1. Signal: Multiple Coroutines Waiting for an External Event

python
signal = Signal()

async def worker(name):
    print(f"Worker {name} suspending...")
    await signal.wait()
    print(f"Worker {name} received signal, resuming!")

async def controller():
    await asyncio.sleep(1)
    print("Controller firing signal!")
    await signal.signal()

async def main():
    await asyncio.gather(worker("A"), worker("B"), controller())

2. CheckpointSignal: External Control of Coroutine Pacing

python
checkpoint = CheckpointSignal()

async def stage(name):
    print(f"Stage {name} starting...")
    await asyncio.sleep(0.5)
    print(f"Stage {name} reached checkpoint, awaiting external command...")
    await checkpoint.wait()
    print(f"Stage {name} completing!")

async def controller():
    # Arm the checkpoint and wait for coroutine arrival
    print("Controller: arming checkpoint...")
    await checkpoint.arm()
    print("Controller: checkpoint active, coroutine suspended. Performing other work...")
    await asyncio.sleep(1)
    print("Controller: resuming execution!")
    checkpoint.resume()

async def main():
    await asyncio.gather(stage("A"), controller())
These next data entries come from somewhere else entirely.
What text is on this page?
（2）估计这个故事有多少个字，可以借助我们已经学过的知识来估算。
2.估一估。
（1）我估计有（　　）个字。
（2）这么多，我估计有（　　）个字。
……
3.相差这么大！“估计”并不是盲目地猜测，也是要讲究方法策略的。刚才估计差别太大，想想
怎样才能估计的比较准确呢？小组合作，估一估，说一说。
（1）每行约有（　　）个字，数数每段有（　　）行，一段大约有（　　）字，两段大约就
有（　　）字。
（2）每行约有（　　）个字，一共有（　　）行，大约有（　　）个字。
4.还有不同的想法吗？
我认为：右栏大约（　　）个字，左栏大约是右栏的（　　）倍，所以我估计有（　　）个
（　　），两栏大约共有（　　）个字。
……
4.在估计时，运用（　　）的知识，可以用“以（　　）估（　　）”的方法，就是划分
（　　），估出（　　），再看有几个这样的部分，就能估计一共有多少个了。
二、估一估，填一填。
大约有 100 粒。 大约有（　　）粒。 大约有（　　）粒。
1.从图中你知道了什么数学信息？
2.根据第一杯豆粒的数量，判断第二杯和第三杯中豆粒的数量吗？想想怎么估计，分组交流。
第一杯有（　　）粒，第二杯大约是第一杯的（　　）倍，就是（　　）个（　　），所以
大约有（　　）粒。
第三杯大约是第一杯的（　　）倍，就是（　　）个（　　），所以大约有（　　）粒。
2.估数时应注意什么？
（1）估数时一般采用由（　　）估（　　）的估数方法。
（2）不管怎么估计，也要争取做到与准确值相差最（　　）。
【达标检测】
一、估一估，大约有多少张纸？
3. Cross-Event-Loop Synchronization

Both Signal and CheckpointSignal are built on the same CLCA kernel and natively support cross-thread, cross-event-loop usage. Below is a cross-loop example with CheckpointSignal (Python 3.14+):

python
import threading

checkpoint = CheckpointSignal()

async def worker_in_loop():
    print("Coroutine in another loop reached checkpoint...")
    await checkpoint.wait()
    print("Coroutine in another loop has been woken!")

def run_loop():
    asyncio.run(worker_in_loop())

thread = threading.Thread(target=run_loop)
thread.start()

async def main():
    await asyncio.sleep(0.5)
    print("Main loop: arming checkpoint and waiting...")
    await checkpoint.arm()
    print("Main loop: checkpoint active, sending resume signal")
    checkpoint.resume()

asyncio.run(main())
thread.join()

Summary

CLCA abstracts "suspend‑resume" into a standalone signal-distribution primitive, solving the core challenge of multi-coroutine synchronized waiting. From this foundation, two practical variants emerge depending on the control relationship:

  • Signal — Voluntary yield, suitable for coroutines willingly waiting on external events;
  • CheckpointSignal — External checkpoint suspend, suitable for externally controlling coroutine execution pacing with precision.

Both share the same lightweight, cross-event-loop CLCA kernel, achieving high flexibility and reusability with nothing more than Future + Lock. If your system needs to insert precise synchronization points into complex async flows, these two signal primitives will serve as exceptionally effective tools.